I don’t even know where to begin when attempting to recount the events of my first full term at Harris Primary Academy Benson. As cliché as it sounds, it has been a real journey, but I’ve had the best time. Leadership is so important in schools and I feel as though I have amazing colleagues guiding me through this School Direct program. I’ve taken it upon myself to observe different members of staff and absorb a variety of teaching and behaviour management styles. You’re learning all the time and that is what is so great about this training. The opportunities that have come my way have really helped initiate me into the culture of the school, particularly when I was asked to accompany Year 6 pupils on their residential trip to Kingswood. I have been very fortunate to visit other academies too: observing science teaching and learning at Harris Primary Academy Coleraine Park and visiting the SEND pupils within the ARP unit at Harris Primary Academy Merton. So, if you’re on the front foot, if you utterly throw yourself into the training and immerse yourself in school life – the benefits are perennial.
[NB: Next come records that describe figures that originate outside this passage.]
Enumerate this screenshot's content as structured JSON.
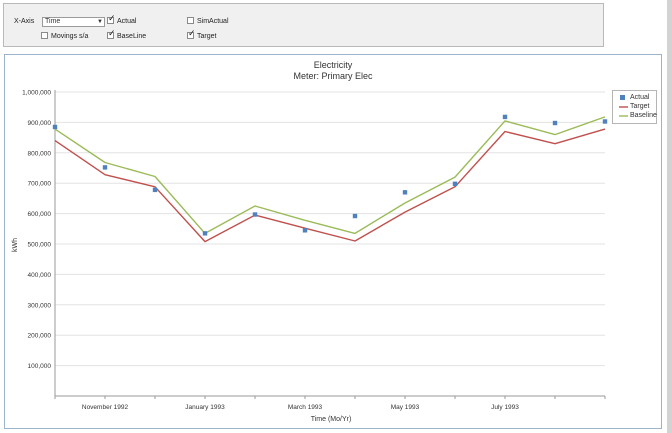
{
  "controls": {
    "xaxis_label": "X-Axis",
    "xaxis_value": "Time",
    "actual_label": "Actual",
    "actual_checked": true,
    "simactual_label": "SimActual",
    "simactual_checked": false,
    "movings_label": "Movings s/a",
    "movings_checked": false,
    "baseline_label": "BaseLine",
    "baseline_checked": true,
    "target_label": "Target",
    "target_checked": true
  },
  "colors": {
    "actual": "#4f81bd",
    "target": "#c0504d",
    "baseline": "#9bbb59",
    "panel_border": "#9bb4cc"
  },
  "chart_data": {
    "type": "line",
    "title": "Electricity",
    "subtitle": "Meter: Primary Elec",
    "xlabel": "Time (Mo/Yr)",
    "ylabel": "kWh",
    "ylim": [
      0,
      1000000
    ],
    "yticks": [
      "1,000,000",
      "900,000",
      "800,000",
      "700,000",
      "600,000",
      "500,000",
      "400,000",
      "300,000",
      "200,000",
      "100,000"
    ],
    "ytick_values": [
      1000000,
      900000,
      800000,
      700000,
      600000,
      500000,
      400000,
      300000,
      200000,
      100000
    ],
    "x": [
      "1992-10",
      "1992-11",
      "1992-12",
      "1993-01",
      "1993-02",
      "1993-03",
      "1993-04",
      "1993-05",
      "1993-06",
      "1993-07",
      "1993-08",
      "1993-09"
    ],
    "xticks": [
      "November 1992",
      "January 1993",
      "March 1993",
      "May 1993",
      "July 1993"
    ],
    "xtick_positions": [
      1,
      3,
      5,
      7,
      9
    ],
    "grid": true,
    "legend": "top-right",
    "series": [
      {
        "name": "Actual",
        "kind": "scatter",
        "values": [
          885000,
          752000,
          678000,
          535000,
          597000,
          545000,
          592000,
          670000,
          698000,
          918000,
          898000,
          903000
        ]
      },
      {
        "name": "Target",
        "kind": "line",
        "values": [
          840000,
          728000,
          688000,
          508000,
          595000,
          552000,
          510000,
          605000,
          688000,
          870000,
          830000,
          878000
        ]
      },
      {
        "name": "Baseline",
        "kind": "line",
        "values": [
          878000,
          768000,
          722000,
          535000,
          625000,
          578000,
          535000,
          635000,
          720000,
          905000,
          860000,
          918000
        ]
      }
    ]
  }
}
The art of managing the workload in school with the rigours of the core training does presents its issues but if you knuckle down, it’s all doable. I have brilliant support from my mentor, my managing mentor, anyone within the ITE team and literally any other colleague I approach they’re always on hand to advise and assist me. Planning lessons gradually appears less daunting than it did at the start, as do the observations. In fact, I love the observations; yes, they are a bit nervy but it’s your time to show off and strut like a peacock. To demonstrate your passion, knowledge and method of communicating your messages to those eager, onlooking youthful eyes. So far, I have planned: English, Science, History, Religious and Physical Education – no two days are ever the same.

I’d like to thank anyone and everyone who has enabled me to get to this point. I’d loved working in Year 6 thus far but I’m really looking forward to my second alternative placement in Year 1 at Harris Primary Academy Kenley. For now, I get to enjoy the rest of term as we close in on Christmas but bring on 2019 – the best is yet to come!